[dns-operations] new public DNS service: 9.9.9.9

Paul Vixie paul at redbarn.org
Thu Nov 23 23:17:43 UTC 2017



Matthew Pounsett wrote:
>
>
> On 23 November 2017 at 13:11, Paul Vixie <paul at redbarn.org
> <mailto:paul at redbarn.org>> wrote:
> ...
>     however, your point is more broadly applicable. "free" never is. ...
>
> The reason I excluded rpzone.us <http://rpzone.us> above is that they
> charge in tiers by the query, which implies that, rather than provide an
> RPZ feed, they provide an RDNS service similar to the RBLs.

rpz does not work that way. as in, no implementation works that way, and 
that methodology is undefined, and is nowhere recommended. so, i think 
we must be misunderstanding how their tiers work.

> ...
>
> Your point is well taken, and leaves me still unable to connect the dots
> between what I read as advocating for individual resolvers and
> advocating for RPZ.  The two appear to be in conflict.  Have I misread
> your intent on either subject?

no, you're seeing it clearly. i strongly aver that running your own RDNS 
is valuable even if you prefer the kind of anti-malware filtering that 
opendns has done for ten years and that quad9 is doing today. it is 
better for you to go without filtering you want, then use an off-LAN and 
off-campus RDNS, no matter what filtering it offers.

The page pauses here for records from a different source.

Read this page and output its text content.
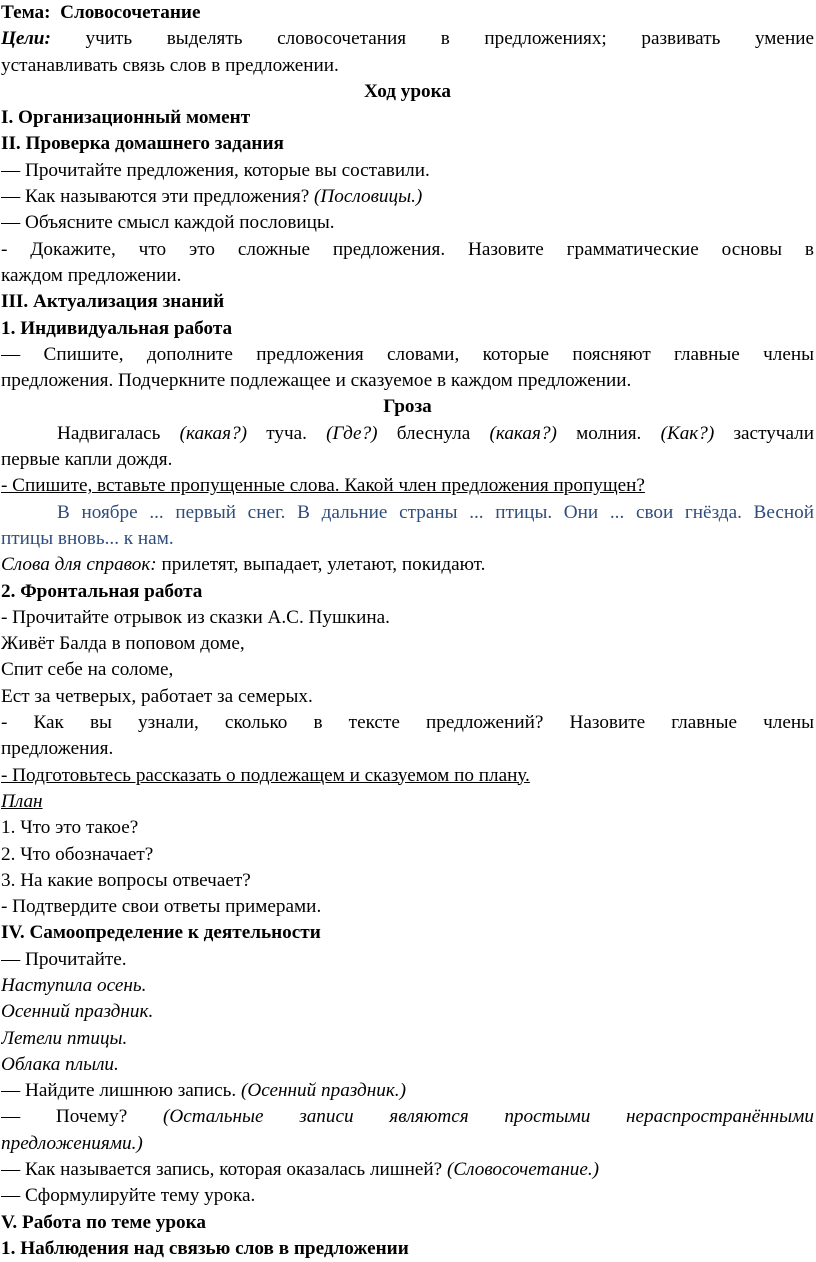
Тема: Словосочетание
Цели: учить выделять словосочетания в предложениях; развивать умение
устанавливать связь слов в предложении.
Ход урока
I. Организационный момент
II. Проверка домашнего задания
— Прочитайте предложения, которые вы составили.
— Как называются эти предложения? (Пословицы.)
— Объясните смысл каждой пословицы.
- Докажите, что это сложные предложения. Назовите грамматические основы в
каждом предложении.
III. Актуализация знаний
1. Индивидуальная работа
— Спишите, дополните предложения словами, которые поясняют главные члены
предложения. Подчеркните подлежащее и сказуемое в каждом предложении.
Гроза
Надвигалась (какая?) туча. (Где?) блеснула (какая?) молния. (Как?) застучали
первые капли дождя.
- Спишите, вставьте пропущенные слова. Какой член предложения пропущен?
В ноябре ... первый снег. В дальние страны ... птицы. Они ... свои гнёзда. Весной
птицы вновь... к нам.
Слова для справок: прилетят, выпадает, улетают, покидают.
2. Фронтальная работа
- Прочитайте отрывок из сказки А.С. Пушкина.
Живёт Балда в поповом доме,
Спит себе на соломе,
Ест за четверых, работает за семерых.
- Как вы узнали, сколько в тексте предложений? Назовите главные члены
предложения.
- Подготовьтесь рассказать о подлежащем и сказуемом по плану.
План
1. Что это такое?
2. Что обозначает?
3. На какие вопросы отвечает?
- Подтвердите свои ответы примерами.
IV. Самоопределение к деятельности
— Прочитайте.
Наступила осень.
Осенний праздник.
Летели птицы.
Облака плыли.
— Найдите лишнюю запись. (Осенний праздник.)
— Почему? (Остальные записи являются простыми нераспространёнными
предложениями.)
— Как называется запись, которая оказалась лишней? (Словосочетание.)
— Сформулируйте тему урока.
V. Работа по теме урока
1. Наблюдения над связью слов в предложении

however, let's extend this out two more steps. say you'd like filtering, 
you need filtering, you can't deploy without filtering, and if nec'y to 
get filtering, you will externalize your RDNS rather than run a local 
RDNS without filtering. i don't know how many people are in this 
position; clearly 8.8.8.8 has no filtering and is quite popular, so 
these waters are muddy.

but under those conditions, if you won't deploy your own local RDNS, and 
using RPZ, import some filtering feeds, because it is not free, then you 
are not paying nothing -- you're just paying in non-cash. if you were 
willing to pay in cash, then someone like threatstop who has an RPZ 
blending machine, would almost certainly be willing to create an 
individual subscriber tier for you. but they can't do it for zero-cash. 
opendns and quad9 can; whatever benefit they get isn't from your cash. 
you should be thinking your way around through that underbrush before 
you decide where you should stand.

i said two steps. here's the second one. if you would prefer to run your 
own RDNS with filtering, but you can't at the moment because there is no 
DNS RPZ that appears to be sized and sold for your use case, then how 
will you signal your interest? i predict that "just use opendns and get 
their filtering for free" as well as "just use quad9 and get their 
filtering for free" will not incentivise anybody, anywhere, ever, to 
build an RPZ that's sized and sold for your use case. so by taking the 
quicker, easier way out, you'd be working against your own longer term 
best interests. i always advise against that when i see it happening.

> I'm strongly in favour of individuals running their own DNSSEC
> validators, but until this email had no way to reconcile that with
> widespread RPZ use.

first, use what the libertarians call "your dollar votes", wisely.

second, consider how we might crowd-source a solution to this problem.